Rettung einer jungen Königin
von Tileo » Fr 12. Aug 2022, 19:40
Gerade hatten sie sich noch gefreut, dass sie die armen Mädchen gerettet und in Sicherheit nach Chaillot gebracht hatten. Obwohl er nicht viel mitgeholfen hatte, war Tileo auch sehr stolz gewesen und hatte sich riesig über sein Eis zur Belohnung gefreut. Er hoffte nur, dass nun nicht mehr so traurige Stimmung sein würde auf dem Schiff. An Bord, wie der Kapitän ihm erklärt hatte. Die Mädchen, wobei er eigentlich fand, dass das schon ziemlich alte Frauen waren, waren ganz leise und ängstlich gewesen und hatten viel geweint. Sie hatten Tileo sehr leid getan und er hätte ihnen auch gerne etwas gegeben, damit sie nicht mehr so traurig waren. So etwas wie seinen Teddy. Aber seinen eigenen wollte er dann doch nicht hergeben. Den brauchte er doch selber, wenn er Nachts manchmal ganz traurig war und seine Eltern vermisste.

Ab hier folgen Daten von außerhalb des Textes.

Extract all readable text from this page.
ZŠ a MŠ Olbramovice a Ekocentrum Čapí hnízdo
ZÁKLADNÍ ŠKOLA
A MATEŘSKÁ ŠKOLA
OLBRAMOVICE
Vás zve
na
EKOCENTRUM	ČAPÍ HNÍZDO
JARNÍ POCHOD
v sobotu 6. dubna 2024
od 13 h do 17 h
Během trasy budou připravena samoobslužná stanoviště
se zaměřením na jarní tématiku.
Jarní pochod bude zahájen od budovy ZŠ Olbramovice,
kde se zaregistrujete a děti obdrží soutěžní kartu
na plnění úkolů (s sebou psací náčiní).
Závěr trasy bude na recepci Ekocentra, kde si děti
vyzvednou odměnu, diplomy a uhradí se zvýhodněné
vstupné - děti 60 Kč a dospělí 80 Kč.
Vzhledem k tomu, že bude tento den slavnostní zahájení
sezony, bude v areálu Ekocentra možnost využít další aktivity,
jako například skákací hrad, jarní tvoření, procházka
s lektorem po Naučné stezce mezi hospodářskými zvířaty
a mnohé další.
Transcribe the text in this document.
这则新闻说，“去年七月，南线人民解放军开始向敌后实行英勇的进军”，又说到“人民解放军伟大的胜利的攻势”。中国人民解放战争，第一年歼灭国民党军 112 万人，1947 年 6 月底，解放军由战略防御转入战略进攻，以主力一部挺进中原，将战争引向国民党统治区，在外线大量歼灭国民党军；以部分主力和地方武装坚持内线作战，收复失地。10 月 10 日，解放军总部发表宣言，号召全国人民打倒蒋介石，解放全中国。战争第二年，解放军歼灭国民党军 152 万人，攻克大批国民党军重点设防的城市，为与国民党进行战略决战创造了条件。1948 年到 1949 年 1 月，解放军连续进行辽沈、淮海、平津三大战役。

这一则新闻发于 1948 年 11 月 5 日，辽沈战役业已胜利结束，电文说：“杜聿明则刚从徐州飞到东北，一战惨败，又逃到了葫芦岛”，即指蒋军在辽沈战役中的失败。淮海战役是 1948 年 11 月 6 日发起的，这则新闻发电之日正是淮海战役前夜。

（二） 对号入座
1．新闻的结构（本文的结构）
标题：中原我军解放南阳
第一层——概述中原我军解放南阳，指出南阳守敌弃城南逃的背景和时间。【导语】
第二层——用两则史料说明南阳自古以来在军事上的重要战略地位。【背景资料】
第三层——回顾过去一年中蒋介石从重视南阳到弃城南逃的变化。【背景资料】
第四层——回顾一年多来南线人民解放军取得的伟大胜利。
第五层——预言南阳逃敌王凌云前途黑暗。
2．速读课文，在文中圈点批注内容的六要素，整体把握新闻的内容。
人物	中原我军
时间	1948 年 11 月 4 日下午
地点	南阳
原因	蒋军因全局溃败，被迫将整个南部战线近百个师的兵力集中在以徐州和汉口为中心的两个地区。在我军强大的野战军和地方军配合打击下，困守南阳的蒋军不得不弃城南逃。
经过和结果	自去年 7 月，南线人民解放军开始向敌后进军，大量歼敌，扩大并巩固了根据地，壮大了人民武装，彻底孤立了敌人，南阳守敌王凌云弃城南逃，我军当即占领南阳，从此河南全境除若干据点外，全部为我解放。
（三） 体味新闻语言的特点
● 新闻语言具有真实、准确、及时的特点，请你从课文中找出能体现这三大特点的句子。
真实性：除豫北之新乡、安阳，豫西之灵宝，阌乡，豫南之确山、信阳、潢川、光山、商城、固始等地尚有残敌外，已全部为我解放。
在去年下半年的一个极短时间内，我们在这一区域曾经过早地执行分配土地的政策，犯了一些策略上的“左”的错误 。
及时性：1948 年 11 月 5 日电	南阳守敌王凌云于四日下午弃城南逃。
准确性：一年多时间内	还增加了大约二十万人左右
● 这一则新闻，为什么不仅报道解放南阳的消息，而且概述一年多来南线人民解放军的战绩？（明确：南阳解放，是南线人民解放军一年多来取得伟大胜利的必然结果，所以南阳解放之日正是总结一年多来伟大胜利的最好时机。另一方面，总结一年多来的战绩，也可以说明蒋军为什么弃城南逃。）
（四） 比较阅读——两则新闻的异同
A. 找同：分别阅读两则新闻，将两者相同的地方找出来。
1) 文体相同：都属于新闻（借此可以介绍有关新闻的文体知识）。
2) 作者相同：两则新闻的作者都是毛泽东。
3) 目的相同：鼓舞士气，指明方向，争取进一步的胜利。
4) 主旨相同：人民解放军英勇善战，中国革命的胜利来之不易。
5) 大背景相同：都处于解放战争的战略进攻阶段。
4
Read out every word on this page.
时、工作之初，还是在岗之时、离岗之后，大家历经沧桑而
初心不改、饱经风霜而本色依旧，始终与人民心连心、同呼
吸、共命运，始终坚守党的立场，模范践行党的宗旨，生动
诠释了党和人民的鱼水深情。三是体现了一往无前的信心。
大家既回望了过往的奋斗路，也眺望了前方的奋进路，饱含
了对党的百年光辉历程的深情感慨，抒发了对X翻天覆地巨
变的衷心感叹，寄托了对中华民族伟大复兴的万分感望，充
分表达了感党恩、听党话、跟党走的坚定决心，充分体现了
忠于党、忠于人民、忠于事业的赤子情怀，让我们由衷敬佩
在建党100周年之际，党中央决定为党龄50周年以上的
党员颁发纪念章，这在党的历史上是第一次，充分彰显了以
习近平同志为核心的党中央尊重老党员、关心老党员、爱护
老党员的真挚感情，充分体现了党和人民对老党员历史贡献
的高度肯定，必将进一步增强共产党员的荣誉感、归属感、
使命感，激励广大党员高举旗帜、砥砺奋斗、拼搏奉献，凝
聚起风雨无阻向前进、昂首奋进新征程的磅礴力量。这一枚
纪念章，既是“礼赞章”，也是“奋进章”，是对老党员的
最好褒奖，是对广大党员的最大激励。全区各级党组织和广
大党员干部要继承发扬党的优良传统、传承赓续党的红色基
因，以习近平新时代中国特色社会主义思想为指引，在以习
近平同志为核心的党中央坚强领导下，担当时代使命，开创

Tileo war auch sehr froh, als endlich der unheimliche Eisprinz das Schiff verliess und hoffte, dass er nie wieder kommen würde. Und auch um die wütende Glacierin trauerte er nicht wirklich. Die gehörten sowieso nicht zur Mannschaft. Jetzt würde es wieder lustiger an Bord werden. Dessen war der Junge sich sicher. Aber anstatt, dass sie nun eine dieser berüchtigten Piratenfeste feierten, mussten sie nun ganz plötzlich ablegen. Ohne Zelika. Die Schwarze Witwe, die zusammen mit ihm befreit worden war, wollte lieber auf Chaillot bleiben und zur Ruhe kommen. Was auch immer das heissen mochte. Tileo gefiel es jedenfalls nicht, sie zurück zu lassen. Sie gehörte doch irgendwie zur Familie.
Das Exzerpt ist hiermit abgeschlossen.